In Zimbabwe we basically have two types of liming agents i.e. Dolomitic Lime (Magnesium Carbonate) which is ideal for adjusting pH in magnesium deficient soils. The other agent available in Zimbabwe is Calcitic Lime (Calcium Carbonate) which is suited for adjusting pH in calcium deficient soils. There is no blanket recommendation for a liming agent and hence this should be noted.
Is Lime the Same as Gypsum?
This is a frequently asked comparison. Lime (Calcium Carbonate/ Magnesium Carbonate) adjust soil pH and at the same time supply the soil with either Calcium or Magnesium and Carbon, depending on the liming agent used. Lime ‘sweetens’ acidic soils. On the other hand, Gypsum (Calcium Sulphate) is a supplementary source of Calcium and Sulphur which farmers apply whenever there is deficiency of these 2 elements in the soil.

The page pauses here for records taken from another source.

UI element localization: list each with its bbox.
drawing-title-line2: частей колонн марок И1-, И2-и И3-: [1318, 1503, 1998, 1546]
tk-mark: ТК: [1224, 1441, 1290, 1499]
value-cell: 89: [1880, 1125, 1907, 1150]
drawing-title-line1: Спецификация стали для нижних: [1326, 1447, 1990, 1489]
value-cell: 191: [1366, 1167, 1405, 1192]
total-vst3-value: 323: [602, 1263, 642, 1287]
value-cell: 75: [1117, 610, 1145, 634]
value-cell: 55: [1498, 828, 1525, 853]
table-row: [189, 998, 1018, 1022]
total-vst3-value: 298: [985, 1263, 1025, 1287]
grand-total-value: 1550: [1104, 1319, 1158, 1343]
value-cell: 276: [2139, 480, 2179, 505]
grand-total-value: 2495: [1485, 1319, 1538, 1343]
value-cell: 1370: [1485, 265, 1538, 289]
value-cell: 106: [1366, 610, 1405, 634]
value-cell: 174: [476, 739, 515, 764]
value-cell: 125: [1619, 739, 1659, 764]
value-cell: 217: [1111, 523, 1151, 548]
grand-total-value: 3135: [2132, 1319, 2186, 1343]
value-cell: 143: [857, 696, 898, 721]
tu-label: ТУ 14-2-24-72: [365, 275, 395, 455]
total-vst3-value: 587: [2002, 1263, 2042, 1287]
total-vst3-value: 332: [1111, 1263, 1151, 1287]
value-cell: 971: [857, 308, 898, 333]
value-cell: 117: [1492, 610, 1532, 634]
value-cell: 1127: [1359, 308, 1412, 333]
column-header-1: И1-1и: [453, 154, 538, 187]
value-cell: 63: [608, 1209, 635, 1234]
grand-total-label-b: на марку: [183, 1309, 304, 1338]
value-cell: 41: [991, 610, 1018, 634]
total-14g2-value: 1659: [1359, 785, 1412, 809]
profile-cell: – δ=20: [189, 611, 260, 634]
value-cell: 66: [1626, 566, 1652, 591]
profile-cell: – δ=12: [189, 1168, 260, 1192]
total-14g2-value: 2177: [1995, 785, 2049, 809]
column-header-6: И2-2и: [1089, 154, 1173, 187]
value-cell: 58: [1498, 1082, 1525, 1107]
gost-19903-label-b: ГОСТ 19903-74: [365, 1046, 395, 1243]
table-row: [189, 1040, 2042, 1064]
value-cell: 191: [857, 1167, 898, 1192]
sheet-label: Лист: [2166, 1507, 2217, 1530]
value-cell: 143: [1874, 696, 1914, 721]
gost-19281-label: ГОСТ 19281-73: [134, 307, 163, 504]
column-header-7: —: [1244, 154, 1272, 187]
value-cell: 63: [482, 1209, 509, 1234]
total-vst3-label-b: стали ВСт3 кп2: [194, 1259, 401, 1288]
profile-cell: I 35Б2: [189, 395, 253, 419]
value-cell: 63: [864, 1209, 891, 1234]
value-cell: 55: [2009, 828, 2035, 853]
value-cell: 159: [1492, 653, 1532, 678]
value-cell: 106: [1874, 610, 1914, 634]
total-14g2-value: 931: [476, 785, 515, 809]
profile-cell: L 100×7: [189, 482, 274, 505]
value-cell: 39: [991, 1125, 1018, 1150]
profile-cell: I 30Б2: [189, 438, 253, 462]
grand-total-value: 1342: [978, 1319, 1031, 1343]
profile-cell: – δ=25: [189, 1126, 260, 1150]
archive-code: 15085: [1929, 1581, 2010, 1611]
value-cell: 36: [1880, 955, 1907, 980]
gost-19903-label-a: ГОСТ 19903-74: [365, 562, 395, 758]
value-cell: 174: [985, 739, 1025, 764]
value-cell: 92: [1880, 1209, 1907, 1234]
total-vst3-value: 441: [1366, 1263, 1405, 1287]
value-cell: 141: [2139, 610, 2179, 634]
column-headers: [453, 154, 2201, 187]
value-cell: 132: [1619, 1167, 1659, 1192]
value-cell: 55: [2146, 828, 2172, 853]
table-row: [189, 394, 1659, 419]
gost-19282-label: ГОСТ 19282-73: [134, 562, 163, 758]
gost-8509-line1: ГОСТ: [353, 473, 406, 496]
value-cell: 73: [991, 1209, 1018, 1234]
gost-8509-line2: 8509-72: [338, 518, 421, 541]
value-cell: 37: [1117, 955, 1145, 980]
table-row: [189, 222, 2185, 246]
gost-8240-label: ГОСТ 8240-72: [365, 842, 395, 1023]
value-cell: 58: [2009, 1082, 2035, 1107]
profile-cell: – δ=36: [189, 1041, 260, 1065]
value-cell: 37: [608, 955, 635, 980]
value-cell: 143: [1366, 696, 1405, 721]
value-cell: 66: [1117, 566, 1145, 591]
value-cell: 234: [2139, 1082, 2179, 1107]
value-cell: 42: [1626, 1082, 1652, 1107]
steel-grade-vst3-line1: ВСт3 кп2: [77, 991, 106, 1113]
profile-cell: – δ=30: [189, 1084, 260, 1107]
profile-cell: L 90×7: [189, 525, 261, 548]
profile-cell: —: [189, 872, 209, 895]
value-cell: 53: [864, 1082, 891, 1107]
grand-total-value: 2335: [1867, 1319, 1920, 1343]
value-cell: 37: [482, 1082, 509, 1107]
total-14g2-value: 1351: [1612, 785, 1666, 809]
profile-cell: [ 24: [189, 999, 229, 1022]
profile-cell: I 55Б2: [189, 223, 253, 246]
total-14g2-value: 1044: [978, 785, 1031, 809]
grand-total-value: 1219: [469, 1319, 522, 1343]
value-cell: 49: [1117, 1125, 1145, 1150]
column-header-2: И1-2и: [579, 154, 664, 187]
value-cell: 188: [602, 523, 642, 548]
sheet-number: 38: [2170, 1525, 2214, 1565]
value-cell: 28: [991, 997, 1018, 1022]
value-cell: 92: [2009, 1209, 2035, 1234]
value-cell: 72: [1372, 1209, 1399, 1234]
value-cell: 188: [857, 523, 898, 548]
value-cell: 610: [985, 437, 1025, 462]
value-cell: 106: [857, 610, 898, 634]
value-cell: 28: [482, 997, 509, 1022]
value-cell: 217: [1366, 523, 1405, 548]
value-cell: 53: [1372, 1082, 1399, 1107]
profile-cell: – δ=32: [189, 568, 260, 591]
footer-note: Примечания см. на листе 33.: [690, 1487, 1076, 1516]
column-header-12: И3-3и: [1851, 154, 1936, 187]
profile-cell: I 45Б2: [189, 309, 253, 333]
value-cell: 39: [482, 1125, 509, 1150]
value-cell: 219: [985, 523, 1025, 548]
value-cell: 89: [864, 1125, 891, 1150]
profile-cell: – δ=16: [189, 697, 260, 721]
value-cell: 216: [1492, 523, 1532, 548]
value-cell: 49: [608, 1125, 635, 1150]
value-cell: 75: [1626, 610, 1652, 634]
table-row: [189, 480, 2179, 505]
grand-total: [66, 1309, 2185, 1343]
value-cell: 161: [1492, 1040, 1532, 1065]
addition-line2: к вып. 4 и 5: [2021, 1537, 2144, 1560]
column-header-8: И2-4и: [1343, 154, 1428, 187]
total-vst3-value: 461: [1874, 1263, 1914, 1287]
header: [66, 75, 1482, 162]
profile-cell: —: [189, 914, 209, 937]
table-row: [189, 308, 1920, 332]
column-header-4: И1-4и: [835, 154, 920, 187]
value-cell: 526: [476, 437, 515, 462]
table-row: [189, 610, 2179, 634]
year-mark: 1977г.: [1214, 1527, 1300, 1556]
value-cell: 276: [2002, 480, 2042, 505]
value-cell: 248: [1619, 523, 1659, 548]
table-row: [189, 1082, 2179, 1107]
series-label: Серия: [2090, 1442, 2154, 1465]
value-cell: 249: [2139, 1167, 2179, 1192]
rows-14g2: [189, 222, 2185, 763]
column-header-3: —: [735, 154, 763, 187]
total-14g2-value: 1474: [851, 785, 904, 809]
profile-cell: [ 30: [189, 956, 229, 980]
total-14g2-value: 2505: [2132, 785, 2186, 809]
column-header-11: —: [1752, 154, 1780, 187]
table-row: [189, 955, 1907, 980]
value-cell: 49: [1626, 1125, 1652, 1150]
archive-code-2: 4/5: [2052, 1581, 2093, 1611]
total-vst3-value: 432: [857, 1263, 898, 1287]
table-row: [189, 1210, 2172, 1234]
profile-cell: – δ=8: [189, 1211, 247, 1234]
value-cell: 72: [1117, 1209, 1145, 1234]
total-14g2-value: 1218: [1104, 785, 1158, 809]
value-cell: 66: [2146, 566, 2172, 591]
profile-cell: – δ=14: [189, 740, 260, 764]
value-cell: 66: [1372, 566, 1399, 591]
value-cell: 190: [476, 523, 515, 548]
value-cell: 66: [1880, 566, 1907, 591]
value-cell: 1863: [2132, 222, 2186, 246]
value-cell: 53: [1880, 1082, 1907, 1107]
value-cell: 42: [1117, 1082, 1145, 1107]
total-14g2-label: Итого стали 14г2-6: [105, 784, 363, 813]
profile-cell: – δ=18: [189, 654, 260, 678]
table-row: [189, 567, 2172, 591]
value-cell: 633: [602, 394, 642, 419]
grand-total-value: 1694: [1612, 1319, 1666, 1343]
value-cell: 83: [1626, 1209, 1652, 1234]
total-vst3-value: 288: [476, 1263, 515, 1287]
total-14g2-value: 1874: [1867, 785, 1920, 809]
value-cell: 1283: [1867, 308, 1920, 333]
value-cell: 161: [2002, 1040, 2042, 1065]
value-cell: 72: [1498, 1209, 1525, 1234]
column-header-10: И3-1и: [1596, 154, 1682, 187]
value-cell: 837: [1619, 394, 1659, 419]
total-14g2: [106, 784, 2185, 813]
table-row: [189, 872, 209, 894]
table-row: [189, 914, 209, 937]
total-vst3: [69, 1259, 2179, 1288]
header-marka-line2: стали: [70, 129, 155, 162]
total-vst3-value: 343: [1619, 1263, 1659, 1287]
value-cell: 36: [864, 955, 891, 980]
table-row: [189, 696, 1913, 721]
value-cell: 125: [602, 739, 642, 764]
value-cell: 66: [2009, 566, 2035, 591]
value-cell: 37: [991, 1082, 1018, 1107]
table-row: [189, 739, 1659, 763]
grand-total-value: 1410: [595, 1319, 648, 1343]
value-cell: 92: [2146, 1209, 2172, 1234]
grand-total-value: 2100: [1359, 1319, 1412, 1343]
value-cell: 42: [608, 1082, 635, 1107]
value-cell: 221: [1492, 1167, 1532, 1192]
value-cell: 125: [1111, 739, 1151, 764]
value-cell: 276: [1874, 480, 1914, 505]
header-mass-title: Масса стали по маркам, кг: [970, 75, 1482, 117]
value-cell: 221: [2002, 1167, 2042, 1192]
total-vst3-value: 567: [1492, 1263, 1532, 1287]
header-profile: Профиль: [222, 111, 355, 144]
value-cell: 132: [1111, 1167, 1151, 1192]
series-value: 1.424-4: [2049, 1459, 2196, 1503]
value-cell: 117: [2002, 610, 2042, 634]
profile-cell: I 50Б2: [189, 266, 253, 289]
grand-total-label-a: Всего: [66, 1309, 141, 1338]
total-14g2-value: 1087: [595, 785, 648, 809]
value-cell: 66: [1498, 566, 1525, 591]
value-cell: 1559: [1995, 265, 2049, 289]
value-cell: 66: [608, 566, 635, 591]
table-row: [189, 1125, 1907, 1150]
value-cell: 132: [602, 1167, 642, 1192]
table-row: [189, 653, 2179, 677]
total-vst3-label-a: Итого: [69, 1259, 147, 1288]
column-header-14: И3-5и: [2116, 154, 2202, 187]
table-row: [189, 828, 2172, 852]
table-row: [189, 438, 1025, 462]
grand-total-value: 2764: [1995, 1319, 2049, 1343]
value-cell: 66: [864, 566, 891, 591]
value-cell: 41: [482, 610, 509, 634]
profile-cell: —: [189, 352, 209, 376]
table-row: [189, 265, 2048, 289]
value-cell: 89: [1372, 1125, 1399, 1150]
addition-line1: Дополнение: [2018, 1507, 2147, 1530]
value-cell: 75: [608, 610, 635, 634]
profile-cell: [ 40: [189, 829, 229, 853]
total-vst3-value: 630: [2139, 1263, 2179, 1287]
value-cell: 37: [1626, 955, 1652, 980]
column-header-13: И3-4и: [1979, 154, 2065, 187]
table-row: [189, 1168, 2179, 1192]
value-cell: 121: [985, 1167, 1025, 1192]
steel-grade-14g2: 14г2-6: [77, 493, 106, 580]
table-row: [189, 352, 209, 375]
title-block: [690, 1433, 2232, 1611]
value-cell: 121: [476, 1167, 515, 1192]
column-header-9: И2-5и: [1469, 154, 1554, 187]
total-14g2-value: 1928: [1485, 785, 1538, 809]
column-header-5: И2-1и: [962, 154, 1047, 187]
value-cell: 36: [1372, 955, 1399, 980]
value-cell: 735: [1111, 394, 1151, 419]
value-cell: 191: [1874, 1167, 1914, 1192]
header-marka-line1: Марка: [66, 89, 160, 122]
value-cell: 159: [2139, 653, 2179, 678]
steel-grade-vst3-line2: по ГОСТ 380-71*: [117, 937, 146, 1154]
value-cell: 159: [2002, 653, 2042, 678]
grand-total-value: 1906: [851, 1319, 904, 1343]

It should be noted that Gypsum does not adjust soil pH but rather supplement the soil with Calcium and Sulphur. Gypsum also improves soils physical structure i.e. removes hard setting clodiness, removes surface crusting/capping and improves soil workability.
Effective soil sampling and soil sampling and soil conditioning is one of the cornerstones for effective crop production, however farmers should couple soil conditioning with effective nutrient management as stated by Liebig’s law of the minimum “growth is dictated not by total resources available, but by the scarcest resource”.